Artem Genkin: Why should not government ban Bitcoin, but tax it instead?
The Ministry of Finance introduced to a public discussion a draft law, which provides for punishment for issue of money substitutes, as well as for production and taxdistribution of software for their issue. As states so-called Gresham’s law, bad money drives good money out of circulation. And when it comes to money substitutes, which undermine the monetary circulation, based on issue of the national currency, any measures that put a barrier to their issue should be welcome.
However, what should be considered money substitutes? The Ministry of Finance in the draft law uses the wording: “The issue (emission) of objects of property rights, including those in electronic form, used as means of payment and (or) exchange and which are not directly provided by federal law (hereinafter – money substitutes) …” And it is not only about the issue of money substitutes: the draft law proposes to supplement the Administrative Code of the Russian Federation with Article 14.15.3 that promises fines of up to 1 million rubles for “conducting transactions with money substitutes.”
And what about the barter, settlement of bills and other securities? What is to be done with different versions of the offsetting counter claims or the assignment agreement? As a result, even the director of the canteen, issuing dining coupons will become a hostage of behavior of his visitors: what if anyone of them gives the extra coupon for money to his colleague and thereby brings the coupon under the status of money substitute, and its “issuer” – under the article?
The law against Bitcoins
Though if we assume that all rooted in the market versions of quasi monetary instruments have found their place within the Russian legal field, and their users will be able to explain which federal law provides for them, the direct recipient of the new bill should be recognized Bitcoin. It is the system that has not been yet implemented in our legal field and it promises the greatest risks to the holders (as our regulator warned, too) due to its high rate volatility. In addition, Bitcoin along with the functions of means of payment and means of settlement is also trying to perform the function of means of accumulation. It is the system that will get the strongest strike from a draft law that supplements the Administrative Code with a new Article “Creation, as well as distribution of software for purposes of the emission (issue) of money substitutes.”

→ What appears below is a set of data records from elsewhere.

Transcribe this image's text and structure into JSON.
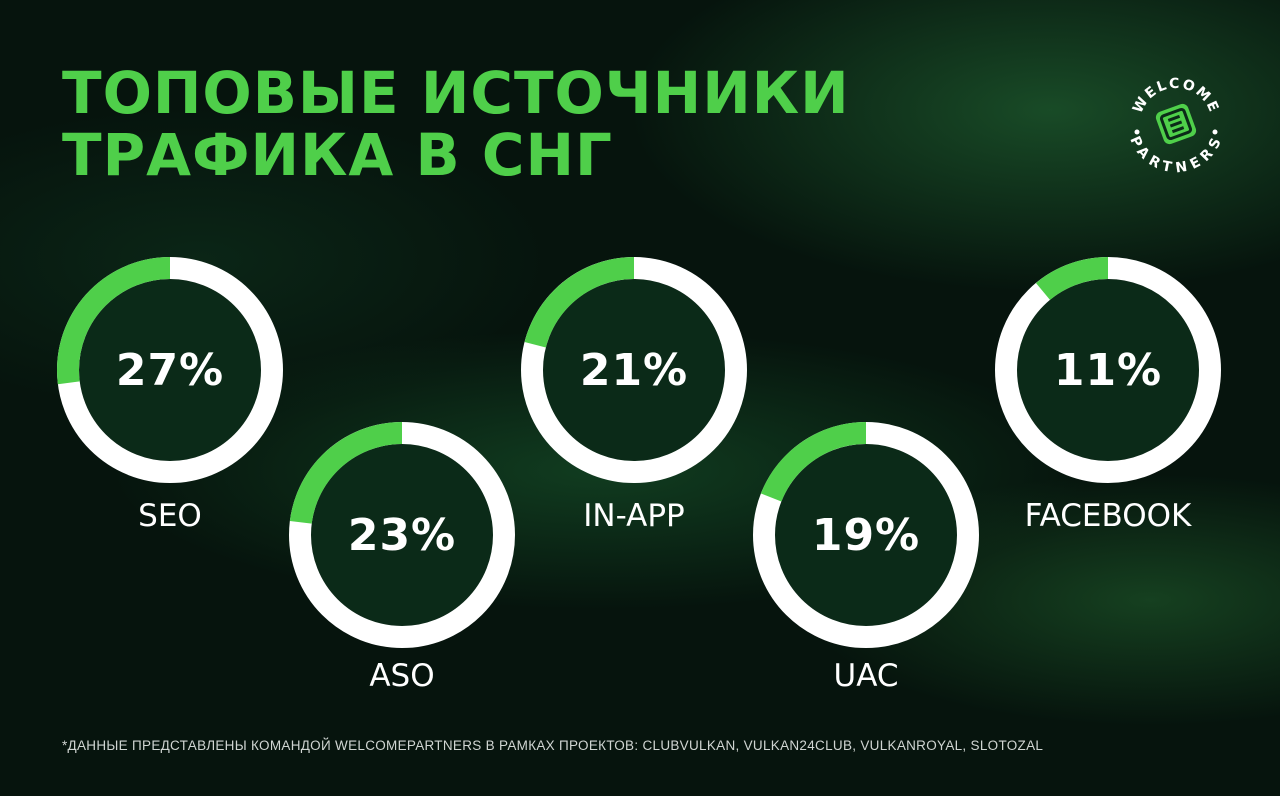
{
  "title": {
    "line1": "ТОПОВЫЕ ИСТОЧНИКИ",
    "line2": "ТРАФИКА В СНГ"
  },
  "logo": {
    "top_text": "WELCOME",
    "bottom_text": "PARTNERS",
    "color": "#4fcf4a"
  },
  "colors": {
    "accent": "#4fcf4a",
    "ring_track": "#ffffff",
    "ring_inner": "#0b2a18"
  },
  "chart_data": {
    "type": "pie",
    "unit": "%",
    "items": [
      {
        "label": "SEO",
        "value": 27,
        "display": "27%"
      },
      {
        "label": "ASO",
        "value": 23,
        "display": "23%"
      },
      {
        "label": "IN-APP",
        "value": 21,
        "display": "21%"
      },
      {
        "label": "UAC",
        "value": 19,
        "display": "19%"
      },
      {
        "label": "FACEBOOK",
        "value": 11,
        "display": "11%"
      }
    ]
  },
  "footnote": "*ДАННЫЕ ПРЕДСТАВЛЕНЫ КОМАНДОЙ WELCOMEPARTNERS В РАМКАХ ПРОЕКТОВ: CLUBVULKAN, VULKAN24CLUB, VULKANROYAL, SLOTOZAL"
}
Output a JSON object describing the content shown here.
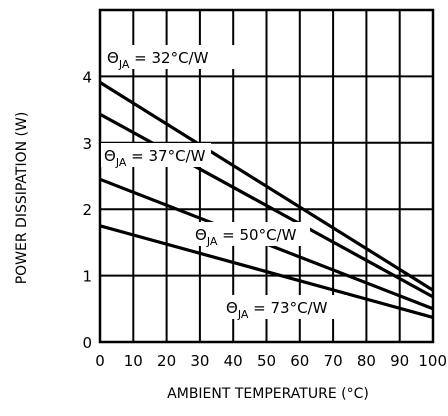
{
  "chart_data": {
    "type": "line",
    "title": "",
    "xlabel": "AMBIENT TEMPERATURE (°C)",
    "ylabel": "POWER DISSIPATION (W)",
    "xlim": [
      0,
      100
    ],
    "ylim": [
      0,
      5
    ],
    "x_ticks": [
      "0",
      "10",
      "20",
      "30",
      "40",
      "50",
      "60",
      "70",
      "80",
      "90",
      "100"
    ],
    "y_ticks": [
      "0",
      "1",
      "2",
      "3",
      "4"
    ],
    "grid": true,
    "series": [
      {
        "name": "32°C/W",
        "x": [
          0,
          100
        ],
        "y": [
          3.91,
          0.78
        ]
      },
      {
        "name": "37°C/W",
        "x": [
          0,
          100
        ],
        "y": [
          3.43,
          0.68
        ]
      },
      {
        "name": "50°C/W",
        "x": [
          0,
          100
        ],
        "y": [
          2.45,
          0.5
        ]
      },
      {
        "name": "73°C/W",
        "x": [
          0,
          100
        ],
        "y": [
          1.75,
          0.37
        ]
      }
    ],
    "annotations": [
      {
        "symbol": "Θ",
        "sub": "JA",
        "text": " = 32°C/W"
      },
      {
        "symbol": "Θ",
        "sub": "JA",
        "text": " = 37°C/W"
      },
      {
        "symbol": "Θ",
        "sub": "JA",
        "text": " = 50°C/W"
      },
      {
        "symbol": "Θ",
        "sub": "JA",
        "text": " = 73°C/W"
      }
    ]
  }
}
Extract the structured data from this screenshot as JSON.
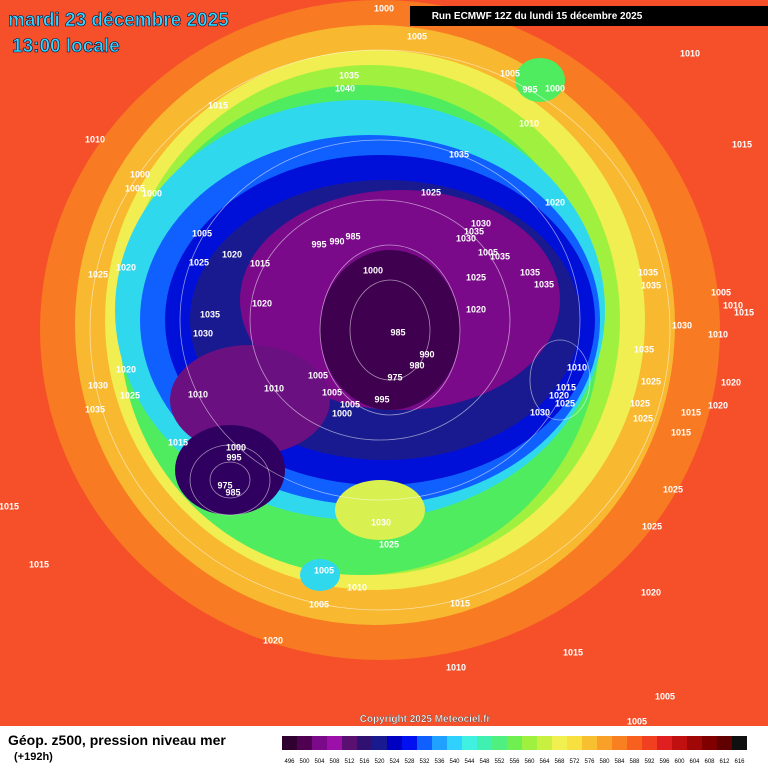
{
  "header": {
    "title": "mardi 23 décembre 2025",
    "subtitle": "13:00 locale",
    "run": "Run ECMWF 12Z du lundi 15 décembre 2025"
  },
  "copyright": "Copyright 2025 Meteociel.fr",
  "footer": {
    "label": "Géop. z500, pression niveau mer",
    "lead": "(+192h)"
  },
  "legend": {
    "values": [
      496,
      500,
      504,
      508,
      512,
      516,
      520,
      524,
      528,
      532,
      536,
      540,
      544,
      548,
      552,
      556,
      560,
      564,
      568,
      572,
      576,
      580,
      584,
      588,
      592,
      596,
      600,
      604,
      608,
      612,
      616
    ],
    "colors": [
      "#300030",
      "#500050",
      "#7a0a8a",
      "#9a10a8",
      "#5a1070",
      "#301070",
      "#1a1a90",
      "#0000c0",
      "#0010f0",
      "#1060ff",
      "#20a0ff",
      "#30d0ff",
      "#40f0e0",
      "#40f0b0",
      "#50f080",
      "#70f050",
      "#a0f040",
      "#c8f040",
      "#f0f050",
      "#f8e040",
      "#f8c030",
      "#f8a028",
      "#f88020",
      "#f86020",
      "#f04020",
      "#e02020",
      "#c01010",
      "#a00808",
      "#800000",
      "#600000",
      "#101010"
    ]
  },
  "isobar_labels": [
    "1000",
    "1005",
    "1010",
    "1035",
    "1040",
    "1005",
    "995",
    "1000",
    "1015",
    "1010",
    "1010",
    "1015",
    "1035",
    "1000",
    "1005",
    "1000",
    "1025",
    "1020",
    "1005",
    "1030",
    "1035",
    "1030",
    "995",
    "990",
    "985",
    "1020",
    "1025",
    "1015",
    "1005",
    "1035",
    "1025",
    "1020",
    "1000",
    "1025",
    "1035",
    "1035",
    "1035",
    "1035",
    "1005",
    "1010",
    "1015",
    "1020",
    "1035",
    "1020",
    "1030",
    "1010",
    "1030",
    "985",
    "1035",
    "990",
    "980",
    "1010",
    "1020",
    "1005",
    "975",
    "1025",
    "1020",
    "1030",
    "1025",
    "1010",
    "1010",
    "1005",
    "1015",
    "1020",
    "995",
    "1005",
    "1025",
    "1025",
    "1015",
    "1020",
    "1000",
    "1030",
    "1035",
    "1025",
    "1015",
    "1015",
    "1000",
    "995",
    "975",
    "985",
    "1025",
    "1015",
    "1030",
    "1025",
    "1025",
    "1005",
    "1015",
    "1010",
    "1020",
    "1005",
    "1015",
    "1020",
    "1015",
    "1010",
    "1005",
    "1005"
  ]
}
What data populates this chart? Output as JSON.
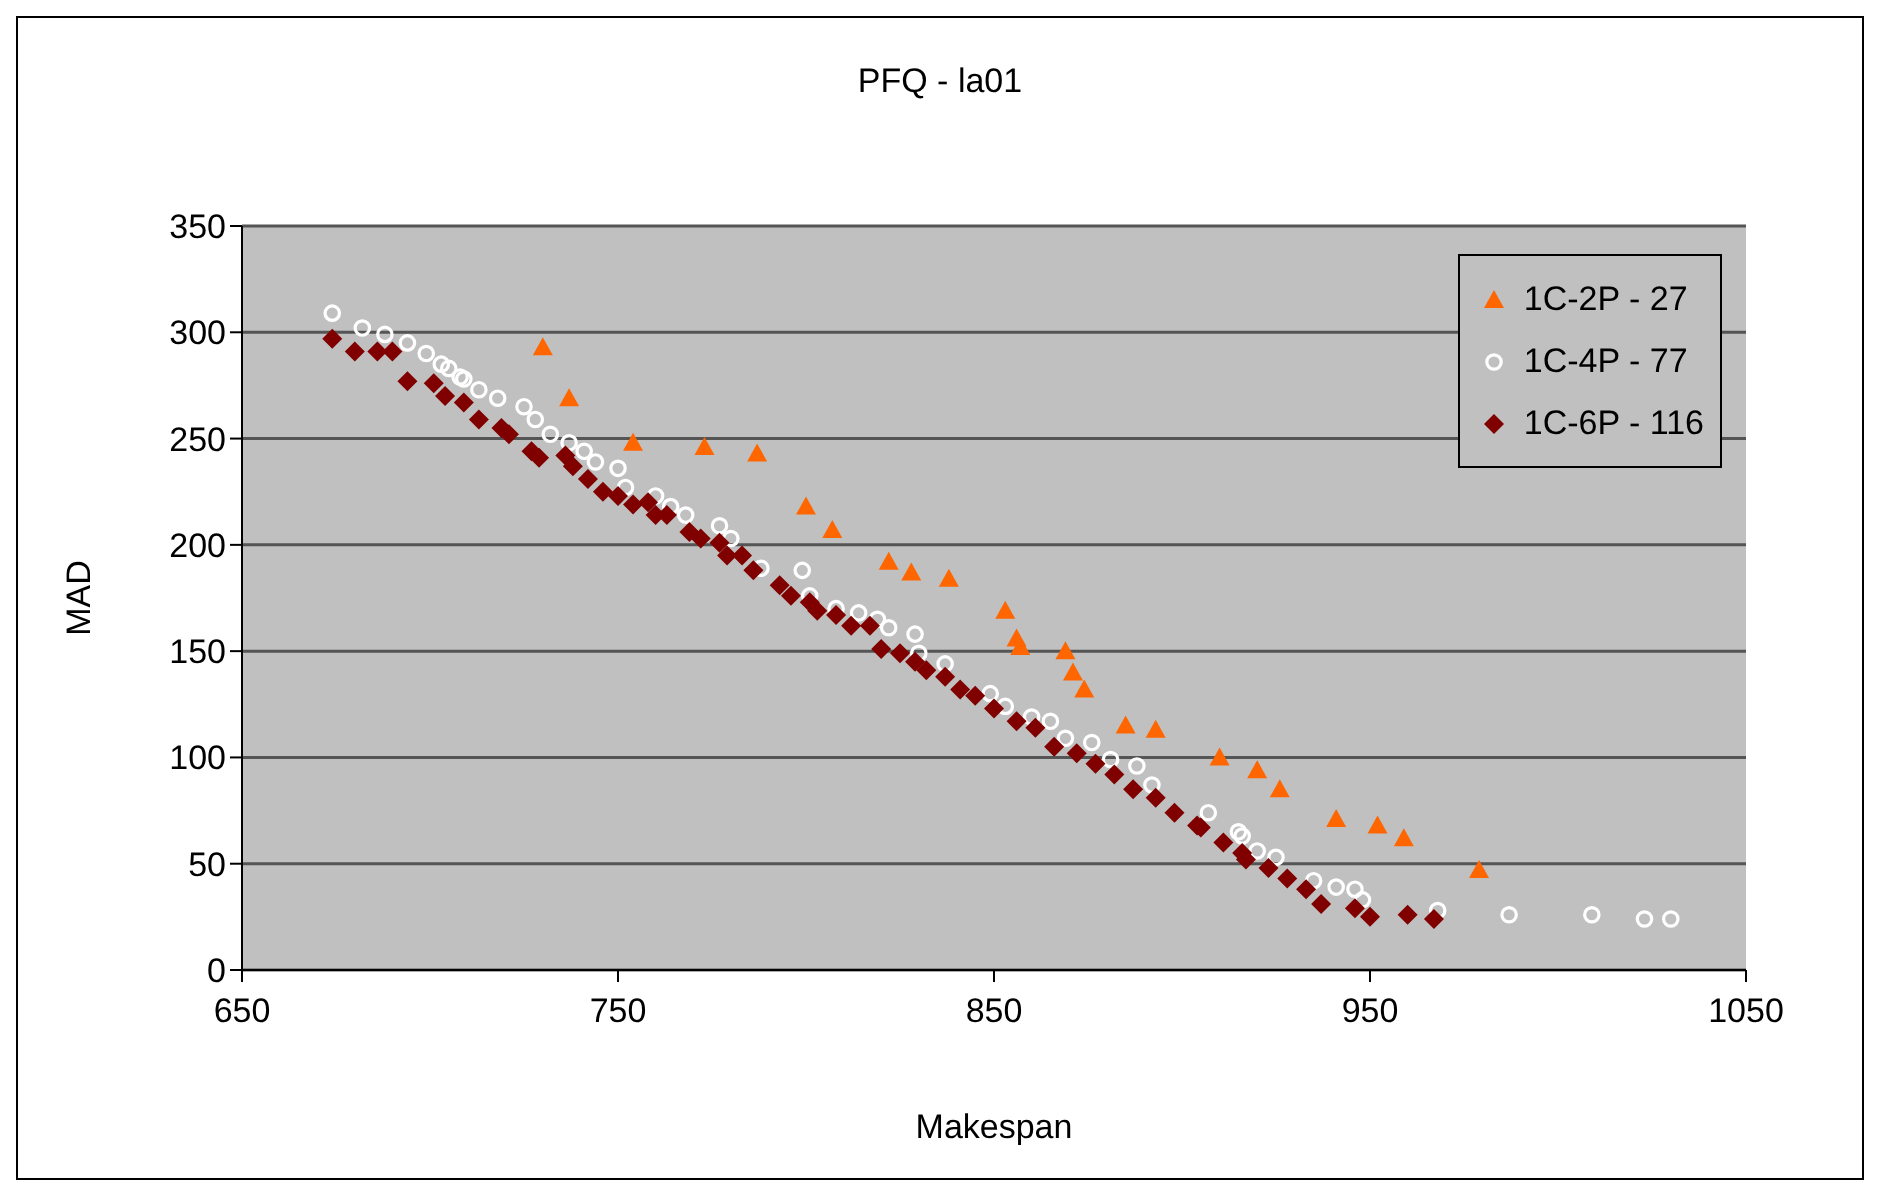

Bitcoin has difficult fate in the world. It has become a global challenge to the system of regulation of financial transactions, and we can account for more than a dozen of different approaches to the definition of its legal status. Japan reacted favorably to Bitcoins: the Head of the Central Bank Hirohiko Kuroda expressed “high interest” in this virtual currency, and Japan is not going to regulate its circulation for now. South Korea’s Ministry of Science has supported the local Bitcoin exchange Korbit, which eventually has drawn investments in Silicon Valley.
The United States were wary of Bitcoins at first: at the hearings in the Senate in November 2013 was concern that virtual currencies can facilitate the sale of arms, child pornography, and even the killers’ services. However, FRS Chairman Ben Bernanke noted that such innovations can be a threat, but at the same time can open the prospects of creating safer and more efficient payment systems. Any restrictive measures against Bitcoin were not taken.
In many countries Bitcoins are also legal. But in some – particularly in Bangladesh, Bolivia, Kyrgyzstan, Ecuador – are expressly banned. In others their circulation is severely limited: in Iceland are banned cross-border transactions with Bitcoins, and in China and Jordan local financial institutions are forbidden to operate them. There are countries such as Vietnam, whose authorities officially warn that investments in Bitcoins are very risky.
Draft law prepared by the Ministry of Finance proposes hard prohibitive variant. It isn’t far-sighted, is it?
What is instead the ban?
There are more subtle approaches to the regulation of transactions with Bitcoin. For example, the US tax service claims they are not currency, but the property that is subject to taxation on capital. In Norway, Bitcoins are treated as an asset, and will be income taxed in amount of 25% for legal entities. Bank of Finland believes that Bitcoin is neither a currency, nor a payment instrument, and at this stage is more like a raw commodity.
Another possible solution is to impose sales tax on Bitcoin, leaving VAT from commission for trading operation. Germany chose this way by releasing Bitcoin in the summer of 2013 from 25% income tax from capital. In Germany Bitcoins are classified as “private money” – issued not by the state, but by the private issuers.
In the UK Bitcoins operations are taxed in the amount of 20% as transactions with IOUs. However, the British currency traders are already dissatisfied with high taxation, so experts forecast that the tax authorities may reconsider the tax rate for the Bitcoin transactions move them from the category of “tradable vouchers” in the category of “private money” and taxed with reduced VAT.
The Tax Service of Singapore explained that the sale of Bitcoins will be taxed with standard income tax. Long-term investing in Bitcoin will be considered investment in capital and will not be taxed. In transactions between residents on Bitcoin exchange for real goods and services will be charged 7% VAT. Virtual services, such as internal purchases in applications using Bitcoin should not be taxed, too.
Tax regulation is more subtle and complex instrument, than administrative fines. But a positive result for society and state can be also much more significant.
Gresham’s law has been supplemented in 1990 (the authorship is ascribed to economist Kakha Bendukidze): “Money that can be untaxed, drive out the money that are necessary to be taxed”. I am sure that no single agency is able to completely stop the use of one or another asset as means of payment. Ban of Bitcoins will only lead to appearance of many thousands of violators, but does not eliminate the causes of such economic behavior. But if this asset turnover is taxed, transactions with them can be returned to the legal field.